Taliban lose key Arab support

United Arab Emirates end diplomatic ties

Saudis ponder action

Plane downed, Afghans say

Bush eases sanctions on India, Pakistan to aid cooperation

Terrorism Strikes America

September 23, 2001|By John Murphy | John Murphy,SUN FOREIGN STAFF

ISLAMABAD, Pakistan - Afghanistan's Taliban leadership lost one of its few links to the outside world yesterday when the United Arab Emirates, one of the three nations that officially recognized the regime, severed diplomatic relations.

The move added pressure to the fundamentalist Islamic regime as the United States maintained its demand that Afghanistan hand over suspected terrorist Osama bin Laden. Afghanistan's government, which has sheltered bin Laden, is now formally recognized by just two nations: Saudi Arabia and Pakistan.

Pakistan's Foreign Ministry announced yesterday that it has withdrawn its last diplomats from Afghanistan, The Los Angeles Times reported.

"The United Arab Emirates does not believe that it is possible to continue to maintain diplomatic relations with a government that refuses to respond to the clear will of the international community," a Foreign Ministry spokesman said. He said his country wanted to see bin Laden "given a fair trial by an international court on the charges linked to the terrorist attacks." Afghan diplomats were ordered to leave the Emirates within 24 hours.

The United Arab Emirates recognized the Taliban militia in 1997, a year after it gained control over most of Afghanistan. Most nations recognize the Afghan government-in-exile of President Burhanuddin Rabbani.

The Taliban leadership announced Friday that it would not hand over bin Laden, as the United States has demanded, without evidence linking him to the attacks Sept. 11 on the World Trade Center and the Pentagon.

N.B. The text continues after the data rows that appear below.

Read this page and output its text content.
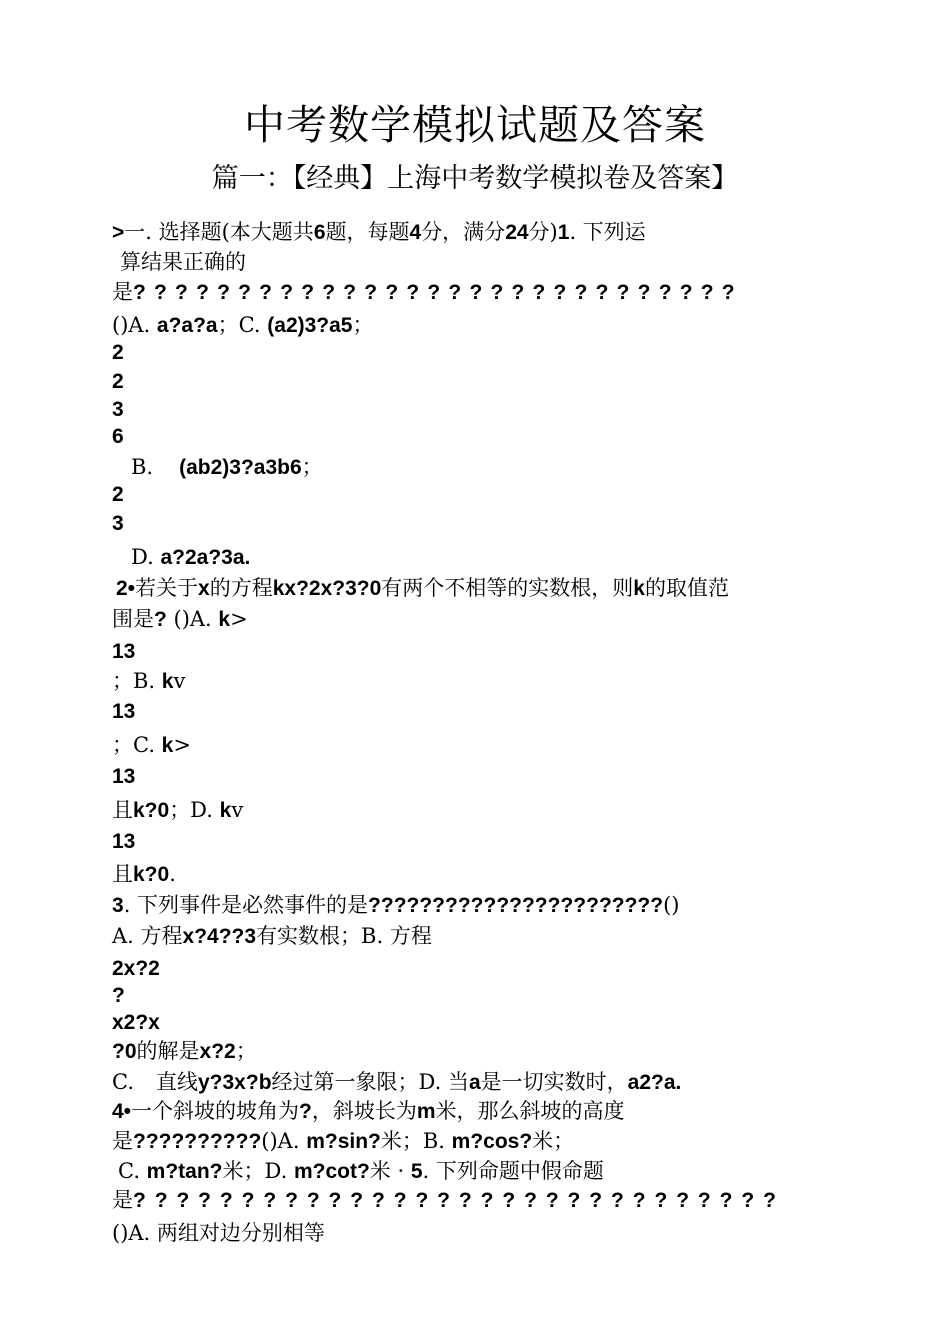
中考数学模拟试题及答案
篇一：【经典】上海中考数学模拟卷及答案】
>一. 选择题(本大题共6题，每题4分，满分24分)1. 下列运
算结果正确的
是?????????????????????????????
()A. a?a?a；C. (a2)3?a5；
2
2
3
6
B. (ab2)3?a3b6；
2
3
D. a?2a?3a.
2•若关于x的方程kx?2x?3?0有两个不相等的实数根，则k的取值范
围是? ()A. k>
13
；B. kv
13
；C. k>
13
且k?0；D. kv
13
且k?0.
3. 下列事件是必然事件的是???????????????????????()
A. 方程x?4??3有实数根；B. 方程
2x?2
?
x2?x
?0的解是x?2；
C. 直线y?3x?b经过第一象限；D. 当a是一切实数时，a2?a.
4•一个斜坡的坡角为?，斜坡长为m米，那么斜坡的高度
是??????????()A. m?sin?米；B. m?cos?米；
C. m?tan?米；D. m?cot?米 · 5. 下列命题中假命题
是??????????????????????????????
()A. 两组对边分别相等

In Saudi Arabia, an official said the kingdom was "discussing whether to sever ties with the Taliban," the Associated Press reported. The official did not say when such a decision would be made.

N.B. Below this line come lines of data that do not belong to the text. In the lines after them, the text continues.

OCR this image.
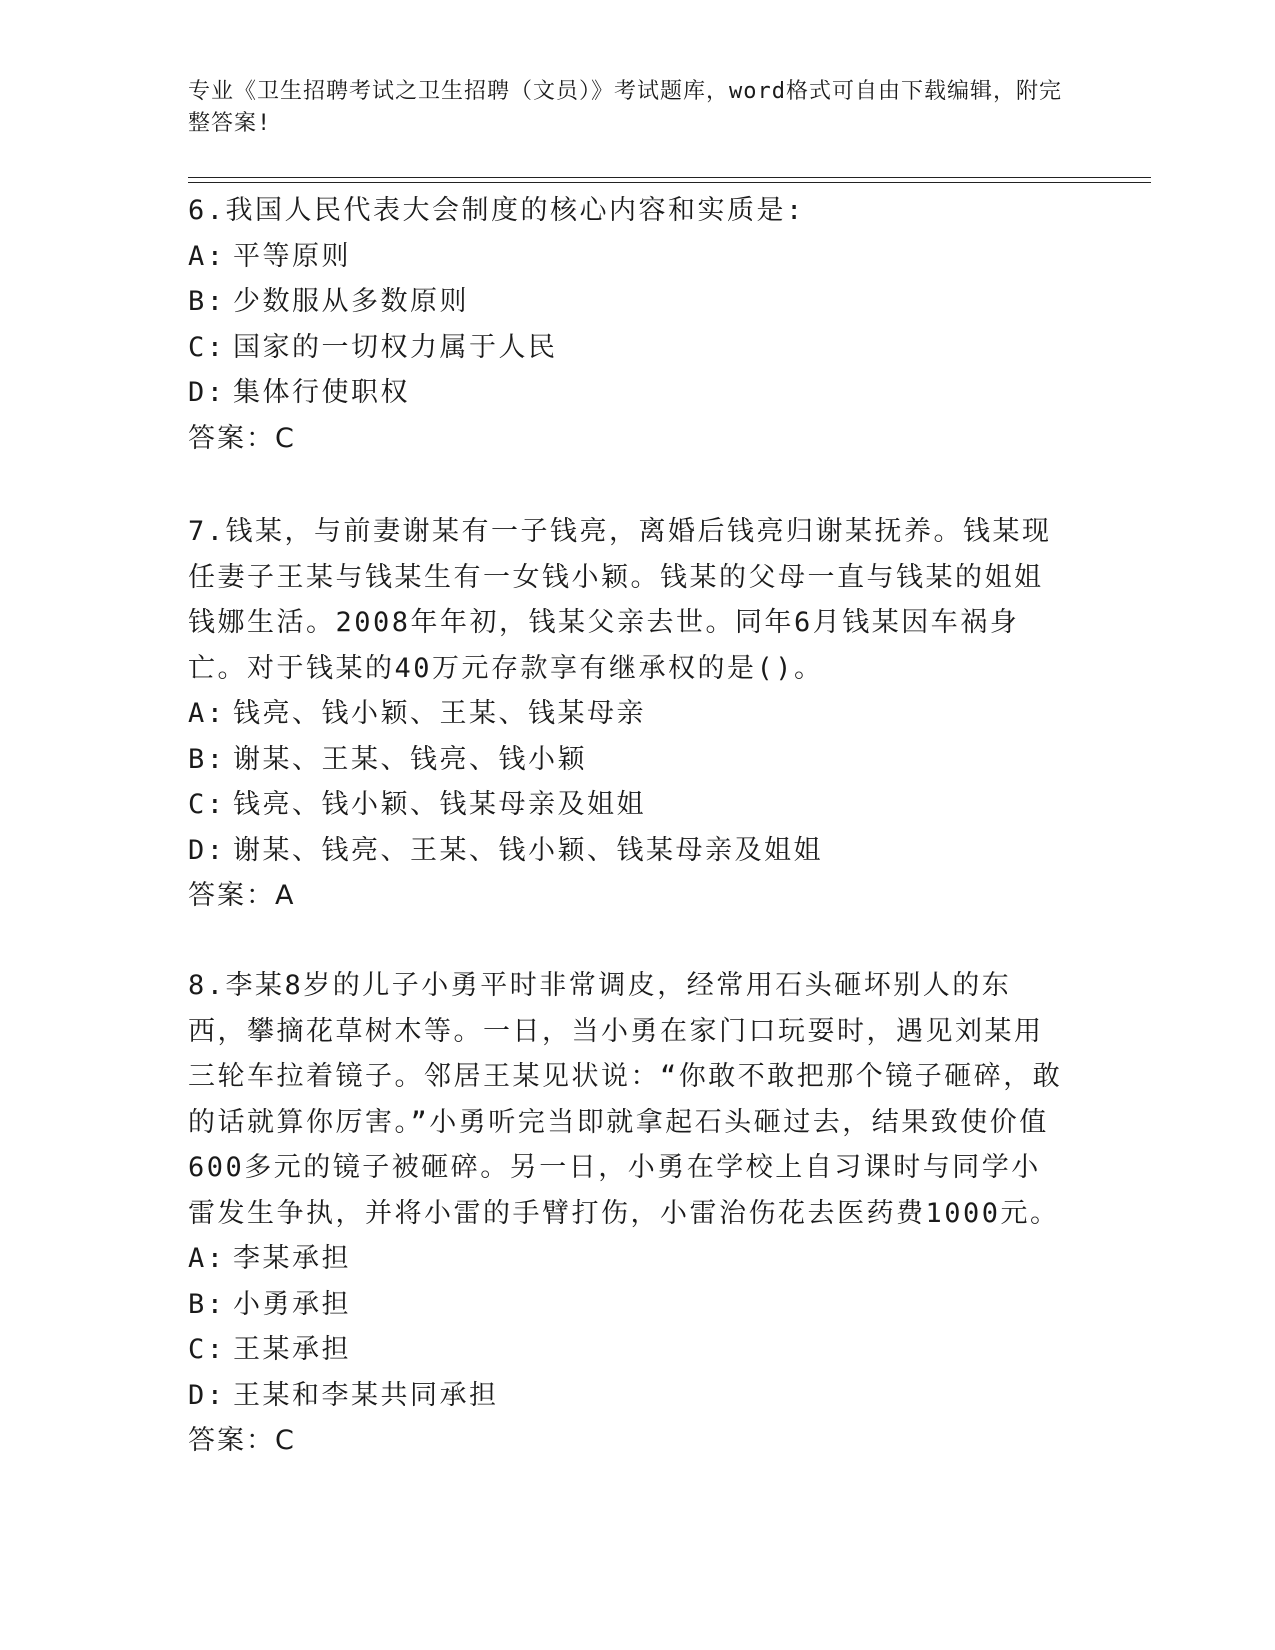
专业《卫生招聘考试之卫生招聘（文员）》考试题库，word格式可自由下载编辑，附完整答案!

6.我国人民代表大会制度的核心内容和实质是:

A: 平等原则

B: 少数服从多数原则

C: 国家的一切权力属于人民

D: 集体行使职权

答案：C

7.钱某，与前妻谢某有一子钱亮，离婚后钱亮归谢某抚养。钱某现任妻子王某与钱某生有一女钱小颖。钱某的父母一直与钱某的姐姐钱娜生活。2008年年初，钱某父亲去世。同年6月钱某因车祸身亡。对于钱某的40万元存款享有继承权的是()。

A: 钱亮、钱小颖、王某、钱某母亲

B: 谢某、王某、钱亮、钱小颖

C: 钱亮、钱小颖、钱某母亲及姐姐

D: 谢某、钱亮、王某、钱小颖、钱某母亲及姐姐

答案：A

8.李某8岁的儿子小勇平时非常调皮，经常用石头砸坏别人的东西，攀摘花草树木等。一日，当小勇在家门口玩耍时，遇见刘某用三轮车拉着镜子。邻居王某见状说：“你敢不敢把那个镜子砸碎，敢的话就算你厉害。”小勇听完当即就拿起石头砸过去，结果致使价值600多元的镜子被砸碎。另一日，小勇在学校上自习课时与同学小雷发生争执，并将小雷的手臂打伤，小雷治伤花去医药费1000元。

A: 李某承担

B: 小勇承担

C: 王某承担

D: 王某和李某共同承担

答案：C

Meanwhile, President Bush lifted sanctions last night against India and Pakistan that were imposed after the two nations tested nuclear weapons in 1998. The move came as a U.S. military delegation headed to Pakistan this weekend for consultations on U.S. preparations for a military strike against Afghanistan. The sanctions barred economic and military assistance to the two countries. Despite anti-American sentiment in the country, Pakistan agreed last week to share military intelligence with the United States, permit its airspace to be used by American military aircraft and to provide U.S. access to military facilities.

In another development yesterday, Taliban officials said their forces shot down an unmanned spy plane in northern Afghanistan.

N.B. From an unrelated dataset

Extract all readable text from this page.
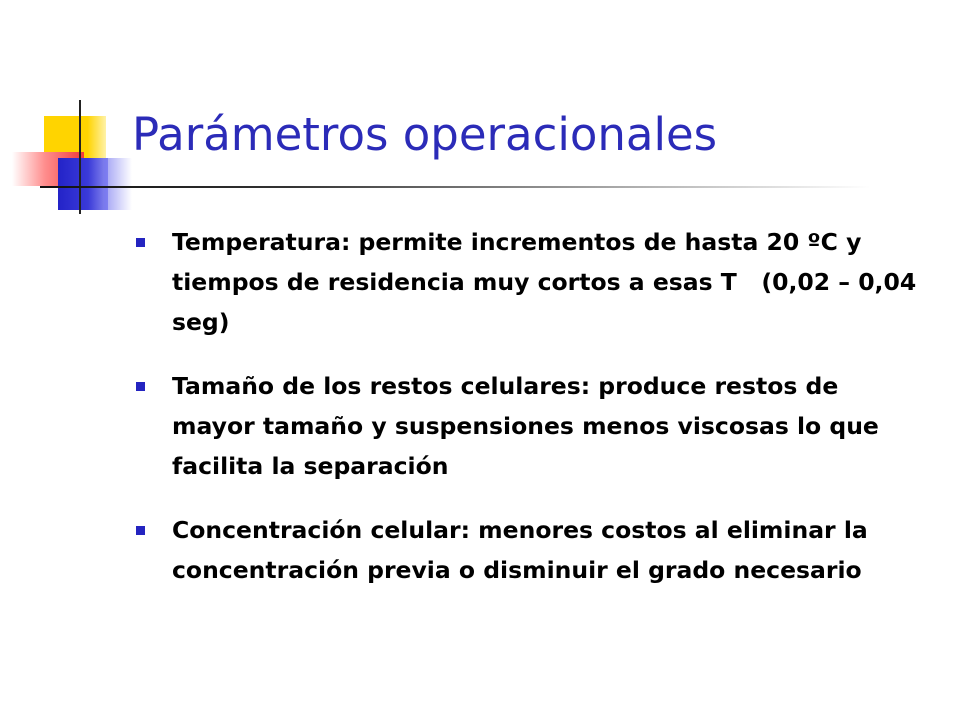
Parámetros operacionales
Temperatura: permite incrementos de hasta 20 ºC y tiempos de residencia muy cortos a esas T   (0,02 – 0,04 seg)
Tamaño de los restos celulares: produce restos de mayor tamaño y suspensiones menos viscosas lo que facilita la separación
Concentración celular: menores costos al eliminar la concentración previa o disminuir el grado necesario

Abdul Salam Zaeef, the Taliban's ambassador to Pakistan, said Taliban soldiers armed with Russian-made anti-aircraft weapons shot down the aircraft over Tashgurgan Pass in Afghanistan's northern Samangan province.

The aircraft could have entered northern Afghanistan from Russia or one of the nearby Central Asian states, such as Uzbekistan. Pakistan's state-run news agency, however, claimed that the Taliban shot down a helicopter with "leading figures" from Afghanistan's Northern Alliance rebel movement - not a spy plane.

In Washington, Pentagon spokesman Lt. Col. Mike Milord offered no response to the reports.. "We will not respond to each and every statement of the Taliban," he said.

In Rome, members of Afghanistan's anti-Taliban alliance were to meet with Afghanistan's former king, who has been mentioned as a possible successor if the Taliban are ousted by the United States.

Former King Mohammad Zahir Shah also planned to meet today with Francesc Vendrell, the United Nations' chief's personal representative for Afghanistan, the monarch's aide said.

Demonstrations by Islamic political groups in Pakistan continued in some cities yesterday, after a nationwide strike Friday attracted limited support. The pro-Taliban groups object to the decision by Gen. Pervez Musharraf, Pakistan's leader, to support the United States in the hunt for bin Laden. Some Muslim groups warn of the danger of civil war if the United States attacks Afghanistan with the help of Pakistan.

In the city of Peshawar near the Afghan border, about 500 people marched through the streets and set fire to an effigy of Bush.

Most of those attending the demonstrations were religious party members who failed to win mass approval from Pakistan's 140 million people. Most residents of Islamabad appeared to be busy to take much time or interest in the demonstrations.

"I support Musharraf," said Shah Shams, a 15-year-old student from Islamabad. "I can't stand these stupid strikes." But he expressed reservations about his country's joining forces with the United States. During the Cold War, he said, the United States used Pakistan to funnel support to Afghan rebels fighting the Soviet Union and gave nothing in return.

"They should help the United States but keep in mind that they've been betrayed before," he said. "I think we should mediate the situation with patience and intelligence."

Wire reports contributed to this article.